Although Gemini has declared that the rest of his operations operated normally, the limitation of the Gemini Earn product and service interruptions on the platform seem to have triggered a small rush to withdraw the bitcoin from the exchange: 13 % of the total balance de Bitcoin has gone. in the last 24 hours. As we’ve pointed out before, exchanges aren’t the place to be for your bitcoin, especially when there’s a high probability that there’s another exchange (or even several) left to go down.
To give you an idea of the size, Genesis had $50 billion in loans In a quarter and a portfolio of active loans of $ 12.5 billion at the top of the market in 2021. However, the grants of loans and the active loans portfolio have both suffered a strong haircut, falling to $ 8.4 billion and $ 2.8 billion Respectively, in the third quarter of this year. In July, Genesis filed a $1.2 billion claim Against Three Arrows Capital which was taken over by DCG to keep the blows out of Genesis’ books. The loans were partially guaranteed by GBTC, Ethe, Avax and Near chip actions.
We know about chain activity that Genesis had tons of interactions With Alameda, Gemini and Blockfi via their OTC negotiation office; FTT was also one of the main tokens received and sent to this activity. Without Genesis sharing more details, we do not know the extent of the exhibition and capital necessary to make customers whole. However, the fact that the parent company DCG has not yet intervened to provide another injection of liquidity is a warning sign on the place where it could lead. News has surfaced that Genesis is immediately seeking a $1 billion credit facility. Not good.
In the worst case, the lack of funding provided by the DCG could arouse questions about accessible liquidity. DCG and Grayscale have Disharged trustee before and this option is not on the table. This is an unlikely path but certainly worth highlighting since Grayscale is the largest bitcoin holder via the Grayscale Bitcoin Trust, holding almost 633,600 bitcoin. This could easily be a regulatory issue or some other limitation (which we don’t know about) where DCG cannot provide the capital to Genesis.
Circle, the emitter of the Stablecoin USDC, also has links with Genesis. However, they emphasize that their product Circle Yield is only $2.6 million of outstanding guaranteed loans, which, if true, is quite insignificant.
We’ll likely hear more about the state of Genesis in the coming days as they want/need the capital injection by Monday.
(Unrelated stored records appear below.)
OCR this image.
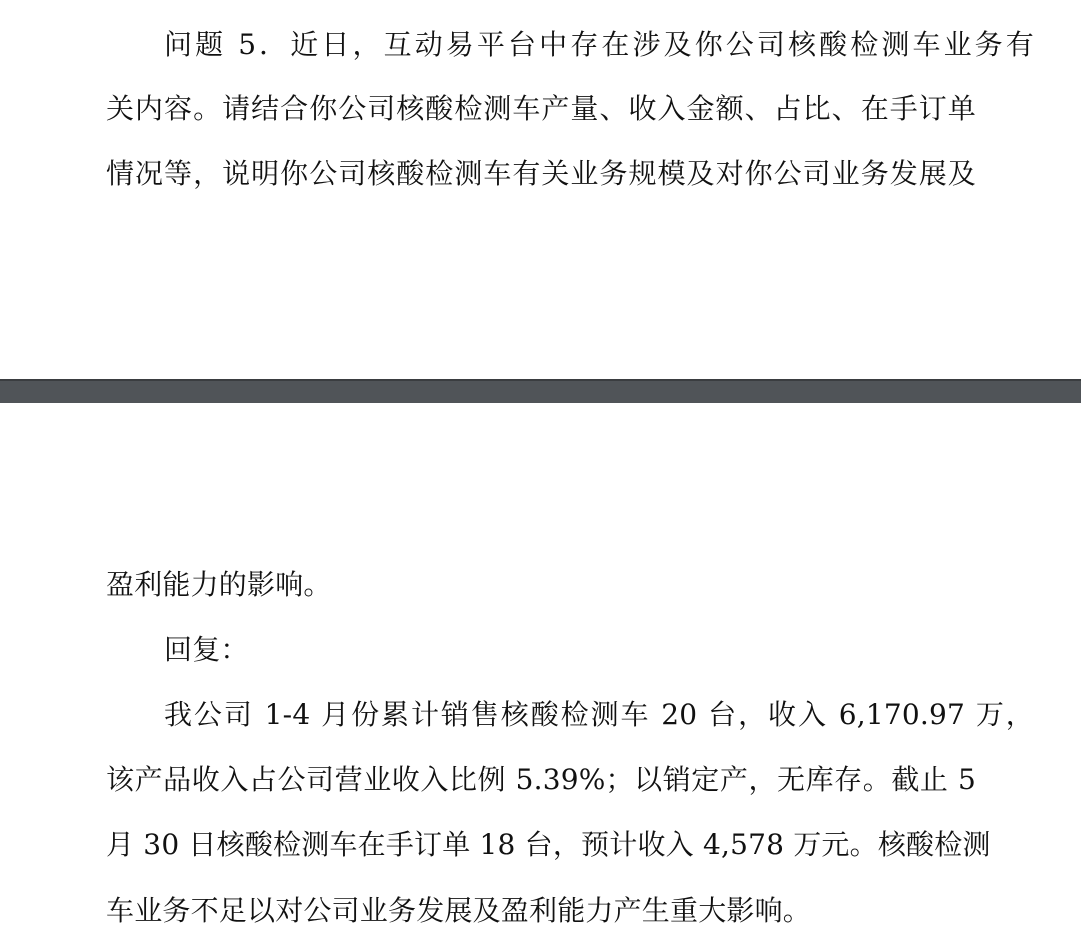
问题 5．近日，互动易平台中存在涉及你公司核酸检测车业务有
关内容。请结合你公司核酸检测车产量、收入金额、占比、在手订单
情况等，说明你公司核酸检测车有关业务规模及对你公司业务发展及
盈利能力的影响。
回复：
我公司 1-4 月份累计销售核酸检测车 20 台，收入 6,170.97 万，
该产品收入占公司营业收入比例 5.39%；以销定产，无库存。截止 5
月 30 日核酸检测车在手订单 18 台，预计收入 4,578 万元。核酸检测
车业务不足以对公司业务发展及盈利能力产生重大影响。
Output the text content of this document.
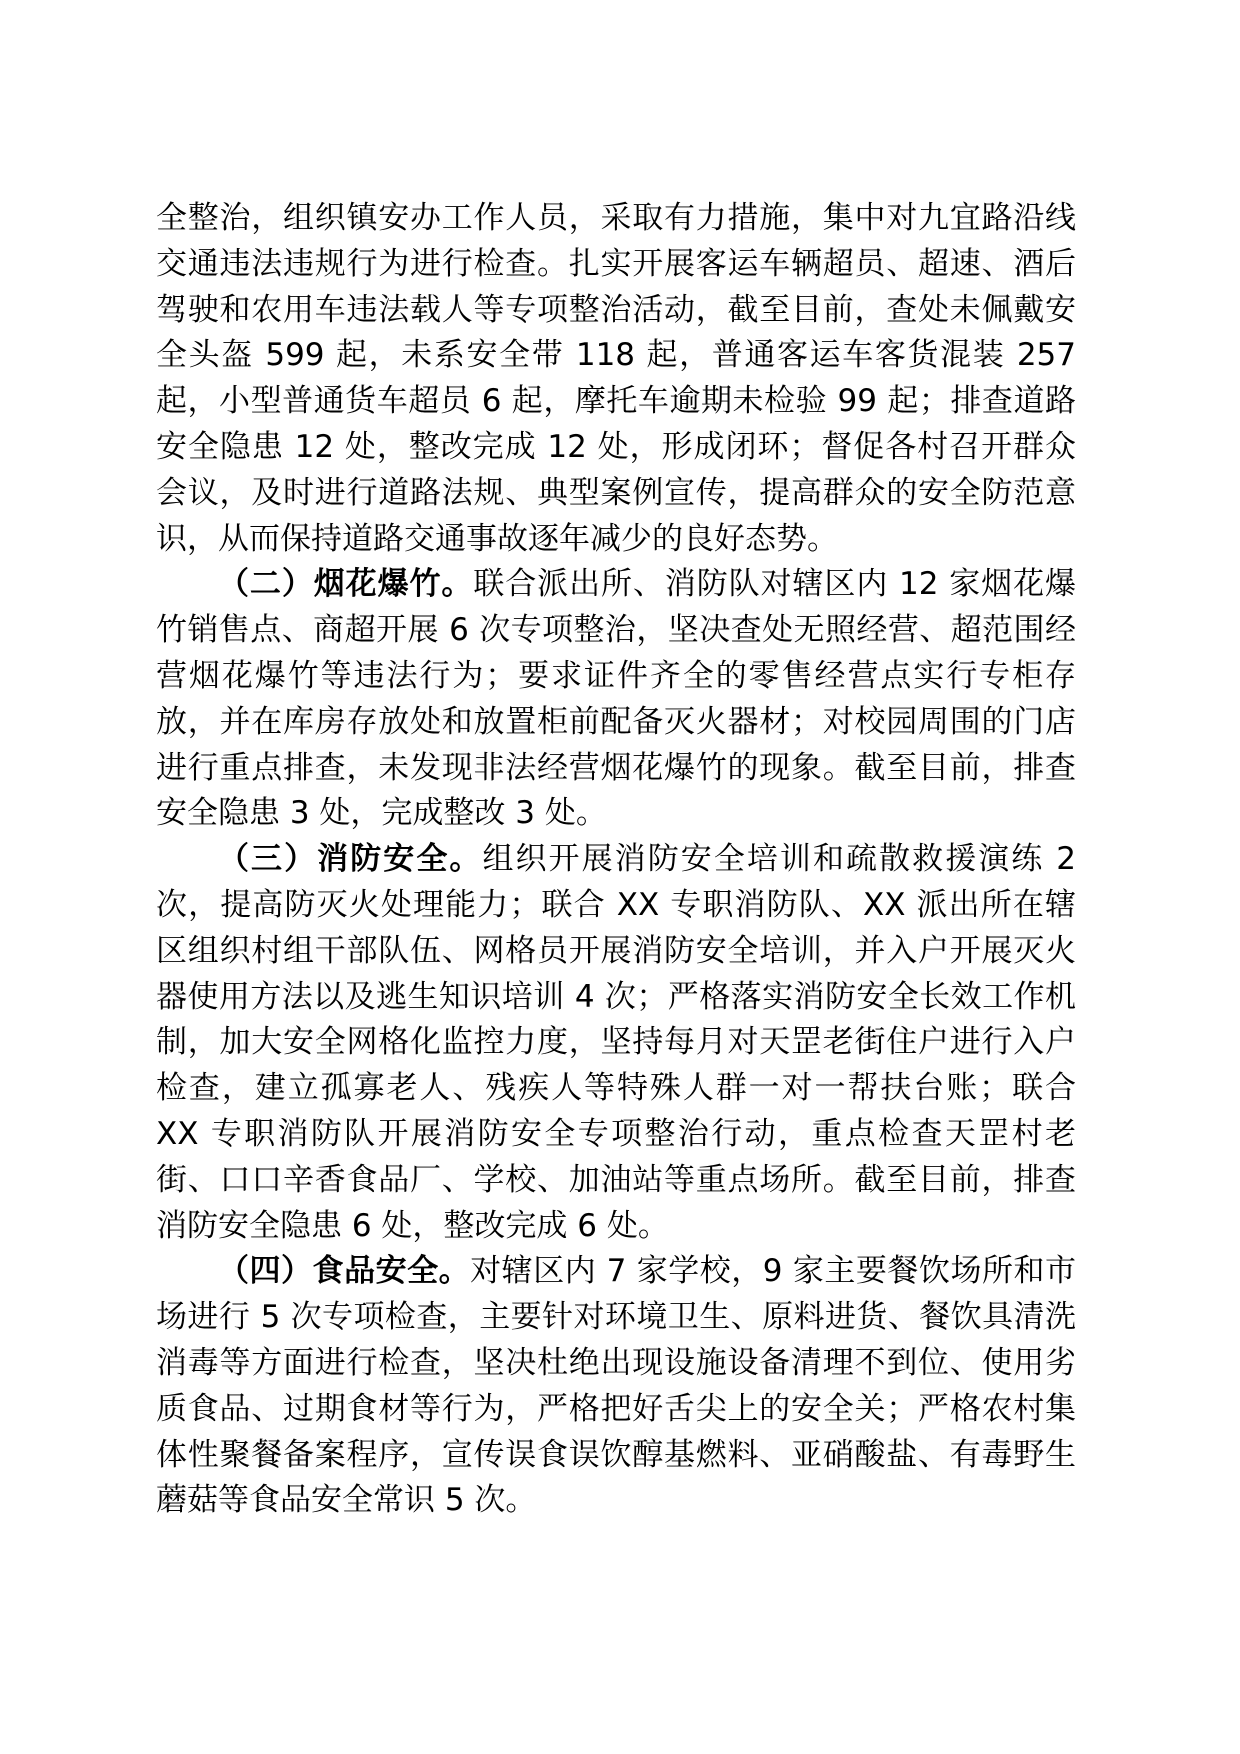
全整治，组织镇安办工作人员，采取有力措施，集中对九宜路沿线交通违法违规行为进行检查。扎实开展客运车辆超员、超速、酒后驾驶和农用车违法载人等专项整治活动，截至目前，查处未佩戴安全头盔 599 起，未系安全带 118 起，普通客运车客货混装 257 起，小型普通货车超员 6 起，摩托车逾期未检验 99 起；排查道路安全隐患 12 处，整改完成 12 处，形成闭环；督促各村召开群众会议，及时进行道路法规、典型案例宣传，提高群众的安全防范意识，从而保持道路交通事故逐年减少的良好态势。

（二）烟花爆竹。联合派出所、消防队对辖区内 12 家烟花爆竹销售点、商超开展 6 次专项整治，坚决查处无照经营、超范围经营烟花爆竹等违法行为；要求证件齐全的零售经营点实行专柜存放，并在库房存放处和放置柜前配备灭火器材；对校园周围的门店进行重点排查，未发现非法经营烟花爆竹的现象。截至目前，排查安全隐患 3 处，完成整改 3 处。

（三）消防安全。组织开展消防安全培训和疏散救援演练 2 次，提高防灭火处理能力；联合 XX 专职消防队、XX 派出所在辖区组织村组干部队伍、网格员开展消防安全培训，并入户开展灭火器使用方法以及逃生知识培训 4 次；严格落实消防安全长效工作机制，加大安全网格化监控力度，坚持每月对天罡老街住户进行入户检查，建立孤寡老人、残疾人等特殊人群一对一帮扶台账；联合 XX 专职消防队开展消防安全专项整治行动，重点检查天罡村老街、口口辛香食品厂、学校、加油站等重点场所。截至目前，排查消防安全隐患 6 处，整改完成 6 处。

（四）食品安全。对辖区内 7 家学校，9 家主要餐饮场所和市场进行 5 次专项检查，主要针对环境卫生、原料进货、餐饮具清洗消毒等方面进行检查，坚决杜绝出现设施设备清理不到位、使用劣质食品、过期食材等行为，严格把好舌尖上的安全关；严格农村集体性聚餐备案程序，宣传误食误饮醇基燃料、亚硝酸盐、有毒野生蘑菇等食品安全常识 5 次。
It would be a blow to a long list of institutions in the sector if withdrawals remained suspended and funds blocked. Genesis reflects the exact reason why the global contagion of the collapse of FTX and Alameda Research has yet to occur. Defaults and insolvencies come in waves, not all at once. It takes weeks and months to see where the biggest holes are and that has liquidity, counterpart and/or insolvency problems.
On top of that, almost all major players and market makers have withdrawn their cash from exchanges to shore up their own balance sheets and reduce counterparty risk. The liquidity on the market is thin and the time has come to ensure volatility. Although the market appeared to find a temporary bottom amid all the negative headlines over the past week, the unknown downside risk still far outweighs the short-term upside potential.